🤖 AI Summary
This work addresses security vulnerabilities in the tool selection phase of large language model (LLM) tool learning. We propose, for the first time, a black-box text-based adversarial attack that manipulates an LLM’s preference for a target tool by perturbing its natural language description—without requiring access to model internals or gradients. Unlike prior studies focusing on erroneous tool *outputs*, our approach exposes the *semantic fragility* of the tool *selection* process itself. Our method employs a hybrid perturbation strategy operating at both coarse-grained (word-level) and fine-grained (character-level) granularities, achieving significant increases in both the selection probability and ranking position of the target tool with minimal textual modifications.
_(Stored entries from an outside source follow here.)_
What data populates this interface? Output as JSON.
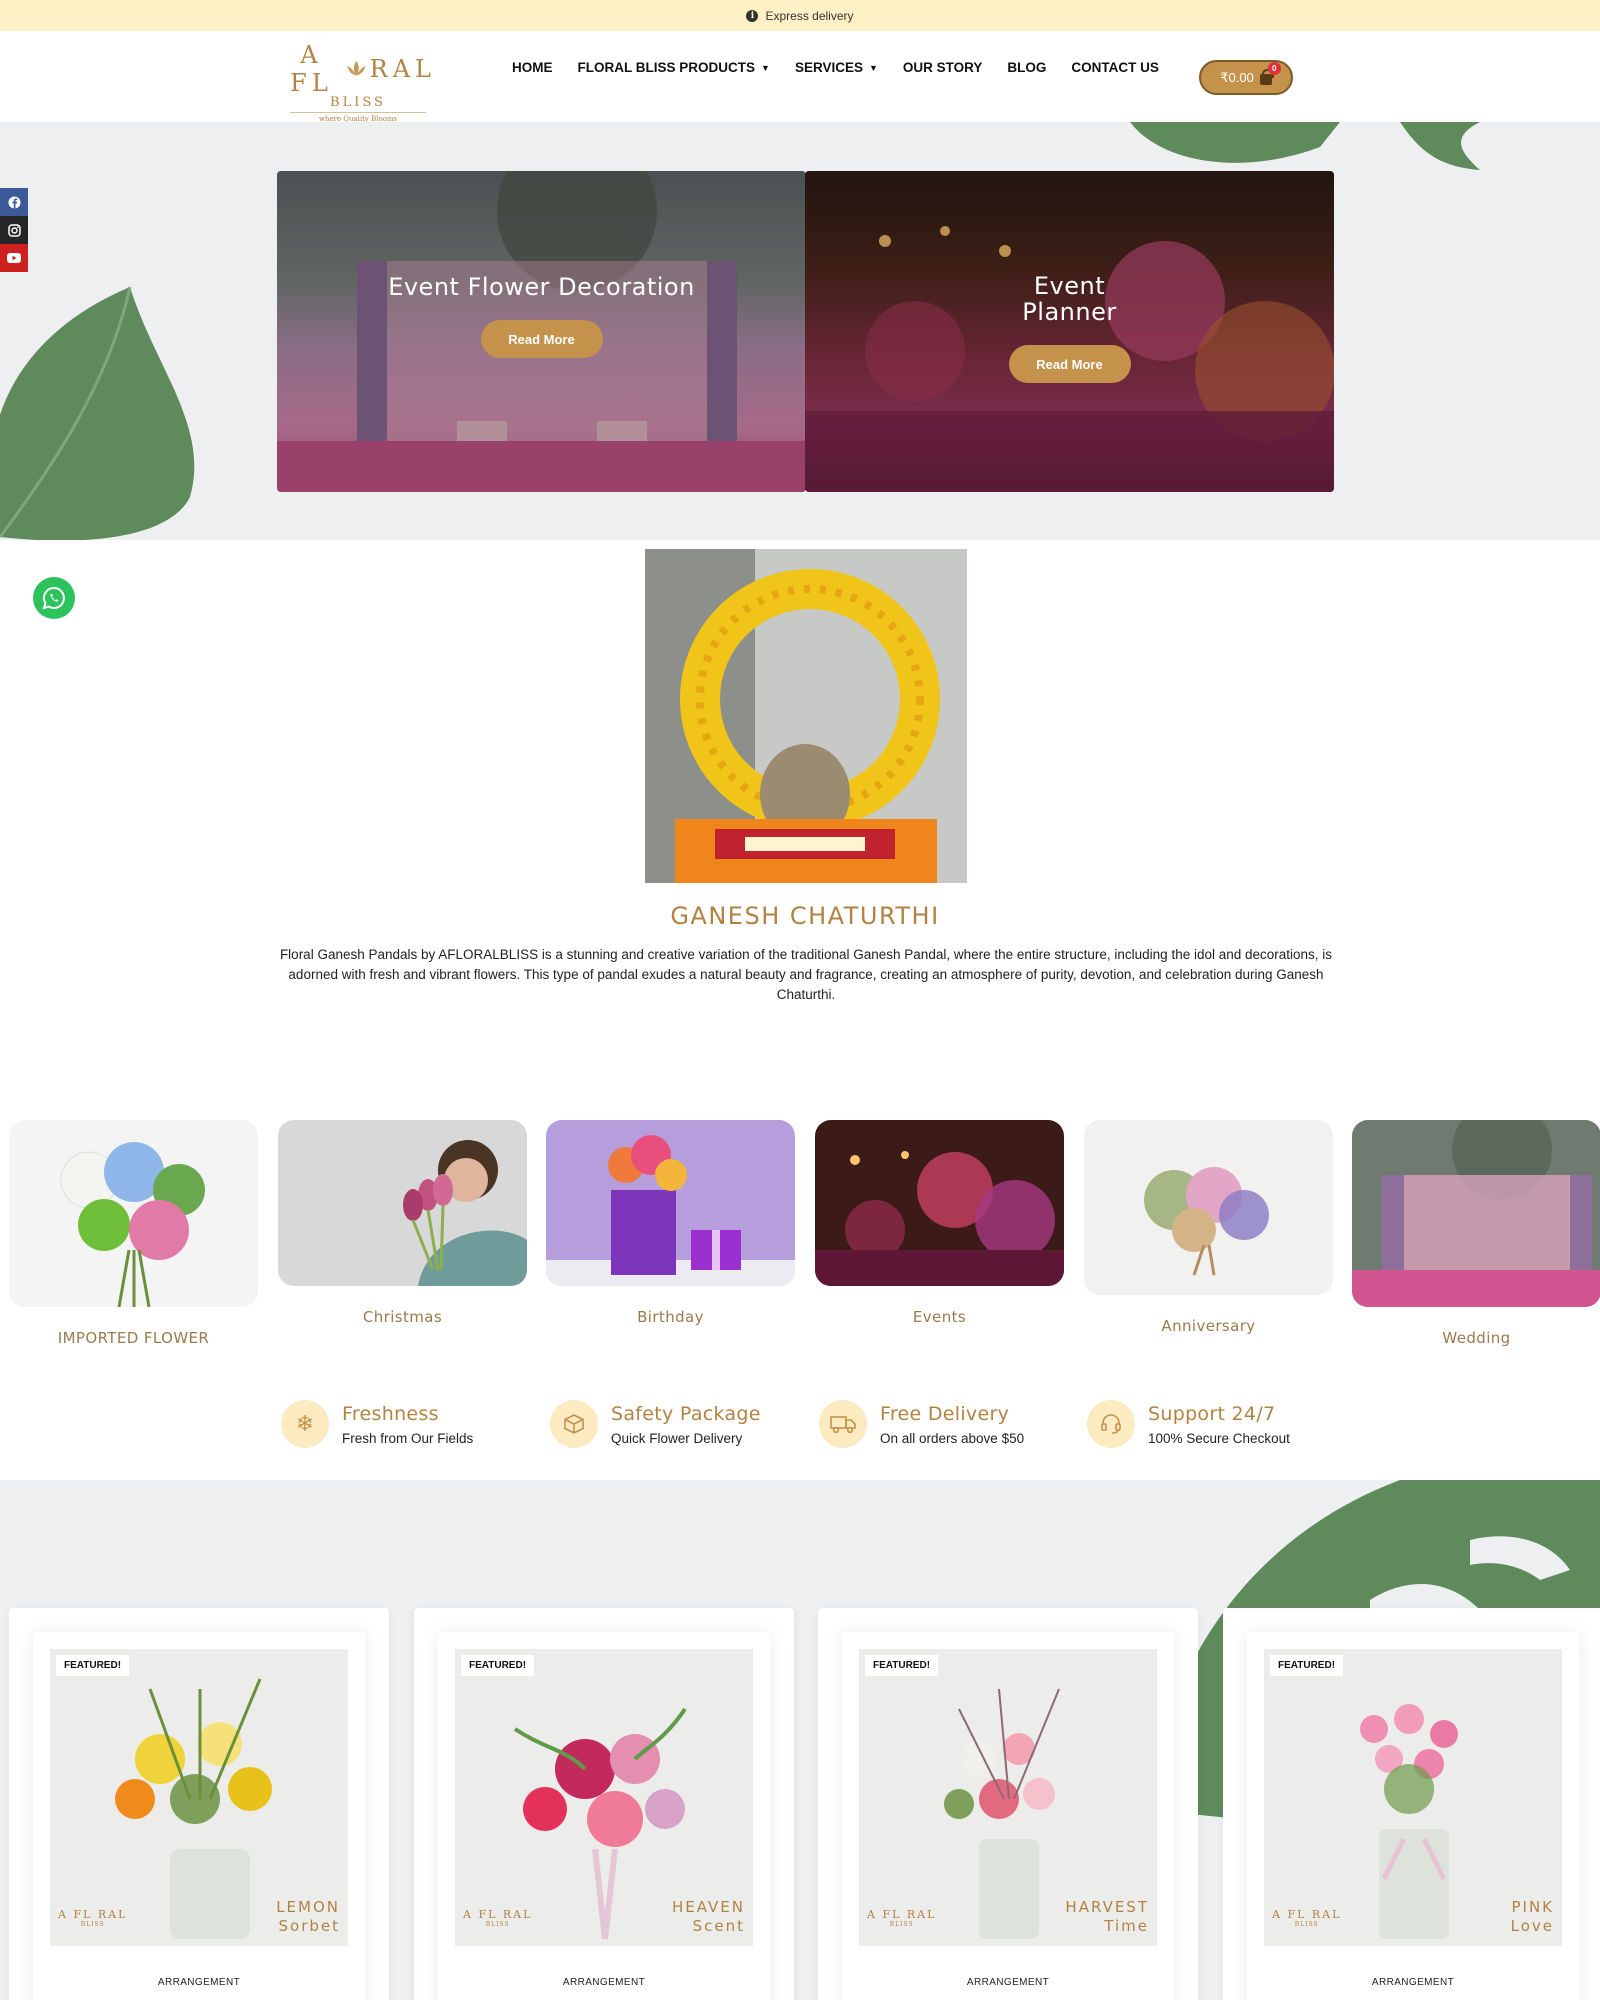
{
  "topbar": {
    "text": "Express delivery",
    "icon": "info-icon"
  },
  "logo": {
    "line1_left": "A FL",
    "line1_right": "RAL",
    "line2": "BLISS",
    "tagline": "where Quality Blooms"
  },
  "nav": {
    "items": [
      {
        "label": "HOME"
      },
      {
        "label": "FLORAL BLISS PRODUCTS",
        "dropdown": true
      },
      {
        "label": "SERVICES",
        "dropdown": true
      },
      {
        "label": "OUR STORY"
      },
      {
        "label": "BLOG"
      },
      {
        "label": "CONTACT US"
      }
    ],
    "dropdown_glyph": "⌄"
  },
  "cart": {
    "amount": "₹0.00",
    "count": "0"
  },
  "social": [
    "facebook-icon",
    "instagram-icon",
    "youtube-icon"
  ],
  "hero": {
    "cards": [
      {
        "title_line1": "Event Flower Decoration",
        "title_line2": "",
        "button": "Read More"
      },
      {
        "title_line1": "Event",
        "title_line2": "Planner",
        "button": "Read More"
      }
    ]
  },
  "ganesh": {
    "title": "GANESH CHATURTHI",
    "description": "Floral Ganesh Pandals by AFLORALBLISS is a stunning and creative variation of the traditional Ganesh Pandal, where the entire structure, including the idol and decorations, is adorned with fresh and vibrant flowers. This type of pandal exudes a natural beauty and fragrance, creating an atmosphere of purity, devotion, and celebration during Ganesh Chaturthi."
  },
  "categories": [
    {
      "label": "IMPORTED FLOWER"
    },
    {
      "label": "Christmas"
    },
    {
      "label": "Birthday"
    },
    {
      "label": "Events"
    },
    {
      "label": "Anniversary"
    },
    {
      "label": "Wedding"
    }
  ],
  "features": [
    {
      "title": "Freshness",
      "subtitle": "Fresh from Our Fields",
      "icon": "snowflake-icon"
    },
    {
      "title": "Safety Package",
      "subtitle": "Quick Flower Delivery",
      "icon": "package-icon"
    },
    {
      "title": "Free Delivery",
      "subtitle": "On all orders above $50",
      "icon": "truck-icon"
    },
    {
      "title": "Support 24/7",
      "subtitle": "100% Secure Checkout",
      "icon": "support-icon"
    }
  ],
  "products": [
    {
      "badge": "FEATURED!",
      "category": "ARRANGEMENT",
      "name_line1": "LEMON",
      "name_line2": "Sorbet",
      "logo": "A FL RAL",
      "logo_sub": "BLISS"
    },
    {
      "badge": "FEATURED!",
      "category": "ARRANGEMENT",
      "name_line1": "HEAVEN",
      "name_line2": "Scent",
      "logo": "A FL RAL",
      "logo_sub": "BLISS"
    },
    {
      "badge": "FEATURED!",
      "category": "ARRANGEMENT",
      "name_line1": "HARVEST",
      "name_line2": "Time",
      "logo": "A FL RAL",
      "logo_sub": "BLISS"
    },
    {
      "badge": "FEATURED!",
      "category": "ARRANGEMENT",
      "name_line1": "PINK",
      "name_line2": "Love",
      "logo": "A FL RAL",
      "logo_sub": "BLISS"
    }
  ],
  "colors": {
    "accent": "#c4924a",
    "gold_text": "#b28243",
    "topbar": "#fcf1c4",
    "section_bg": "#eeeff1",
    "whatsapp": "#2cc25c"
  }
}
Extensive experiments across diverse tool sets demonstrate high attack success rates, strong generalizability across models and tools, and practical feasibility. These findings establish a critical foundation for developing robust defense mechanisms against such selection-stage adversarial threats.
📝 Abstract
Tool learning serves as a powerful auxiliary mechanism that extends the capabilities of large language models (LLMs), enabling them to tackle complex tasks requiring real-time relevance or high precision operations. Behind its powerful capabilities lie some potential security issues. However, previous work has primarily focused on how to make the output of the invoked tools incorrect or malicious, with little attention given to the manipulation of tool selection. To fill this gap, we introduce, for the first time, a black-box text-based attack that can significantly increase the probability of the target tool being selected in this paper. We propose a two-level text perturbation attack witha coarse-to-fine granularity, attacking the text at both the word level and the character level. We conduct comprehensive experiments that demonstrate the attacker only needs to make some perturbations to the tool's textual information to significantly increase the possibility of the target tool being selected and ranked higher among the candidate tools. Our research reveals the vulnerability of the tool selection process and paves the way for future research on protecting this process.